Given the widespread use and number of reports detailing the treatment of cats with chlorambucil, the authors were surprised that neither glucosuria nor FS have been previously reported as an adverse effect. It is possible that practitioners have not routinely performed follow-up UAs at the same time as standard blood tests when monitoring treatment, and therefore the syndrome would be missed. Alternatively, it is possible that in recent years changes have been made to the manufacturing process of brand-name chlorambucil (Leukeran; Aspen), the only commercially made product available in the USA. Finally, the dramatic increase in the use of compounded medications – including chlorambucil – in veterinary medicine over the past 15 years may have increased the risk of this rare syndrome in cats. 29 However, no conclusions explaining the lack of historical record can be drawn from this study.
Conclusions
The four cats in this case series all developed FS after starting treatment for infiltrative intestinal disease with standard doses of chlorambucil and corticosteroids.

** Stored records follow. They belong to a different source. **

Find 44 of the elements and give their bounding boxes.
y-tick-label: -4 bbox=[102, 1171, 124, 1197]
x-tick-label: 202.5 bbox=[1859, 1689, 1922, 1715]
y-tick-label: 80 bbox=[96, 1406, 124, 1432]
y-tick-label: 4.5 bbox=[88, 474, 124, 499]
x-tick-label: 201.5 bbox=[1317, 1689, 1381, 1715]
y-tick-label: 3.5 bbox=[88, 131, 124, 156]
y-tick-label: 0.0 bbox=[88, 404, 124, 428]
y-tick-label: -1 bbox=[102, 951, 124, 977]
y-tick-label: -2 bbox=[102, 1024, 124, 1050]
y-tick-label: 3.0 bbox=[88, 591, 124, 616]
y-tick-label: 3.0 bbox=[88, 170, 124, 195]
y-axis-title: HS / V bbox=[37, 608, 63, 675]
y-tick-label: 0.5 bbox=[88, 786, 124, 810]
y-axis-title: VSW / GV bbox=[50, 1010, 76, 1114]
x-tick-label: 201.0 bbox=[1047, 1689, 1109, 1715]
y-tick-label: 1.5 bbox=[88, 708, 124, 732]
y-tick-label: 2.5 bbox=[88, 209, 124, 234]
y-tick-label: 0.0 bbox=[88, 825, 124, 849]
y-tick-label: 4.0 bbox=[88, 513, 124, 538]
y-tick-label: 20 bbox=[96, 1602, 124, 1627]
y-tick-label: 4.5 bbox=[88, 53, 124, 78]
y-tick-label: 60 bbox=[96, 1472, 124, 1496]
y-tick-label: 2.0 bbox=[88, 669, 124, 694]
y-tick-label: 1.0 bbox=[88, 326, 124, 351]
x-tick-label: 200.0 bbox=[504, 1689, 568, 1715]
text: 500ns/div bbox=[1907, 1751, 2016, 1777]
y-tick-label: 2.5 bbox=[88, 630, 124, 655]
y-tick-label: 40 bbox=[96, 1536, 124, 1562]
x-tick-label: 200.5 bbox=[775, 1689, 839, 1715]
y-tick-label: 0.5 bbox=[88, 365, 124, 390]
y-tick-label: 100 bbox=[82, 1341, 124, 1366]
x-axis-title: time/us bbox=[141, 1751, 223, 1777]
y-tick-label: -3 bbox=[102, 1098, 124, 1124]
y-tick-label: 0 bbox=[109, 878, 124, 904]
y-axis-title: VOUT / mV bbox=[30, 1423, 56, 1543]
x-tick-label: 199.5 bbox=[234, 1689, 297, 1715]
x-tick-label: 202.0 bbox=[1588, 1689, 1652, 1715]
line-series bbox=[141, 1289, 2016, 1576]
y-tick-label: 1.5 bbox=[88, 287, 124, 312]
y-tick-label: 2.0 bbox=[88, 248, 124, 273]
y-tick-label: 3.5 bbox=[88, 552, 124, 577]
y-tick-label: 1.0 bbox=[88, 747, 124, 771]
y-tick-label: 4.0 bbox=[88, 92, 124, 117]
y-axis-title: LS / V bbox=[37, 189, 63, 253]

Clinical signs of FS were absent, or, when present, were either misinterpreted as or masked by the primary intestinal disease or concurrent medication. Three of four cases had partial or complete resolution of FS within 3 months of the discontinuation of chlorambucil. Monitoring of chlorambucil-treated cats for the development of glucosuria and discontinuation of chlorambucil should be considered in cats that develop acquired FS. Further studies are warranted to support an association between cats treated with chlorambucil and the development of FS, and to determine the prevalence, risk factors and progression of acquired FS in these cases.
Acknowledgments
We thank Dr Sean Yoshimoto for his support and contribution (case 1) to this case series.
Footnotes
The authors do not have any potential conflicts of interest to declare.
Funding: The authors received no specific grant from any funding agency in the public, commercial or not-for-profit sectors for the preparation of this case series.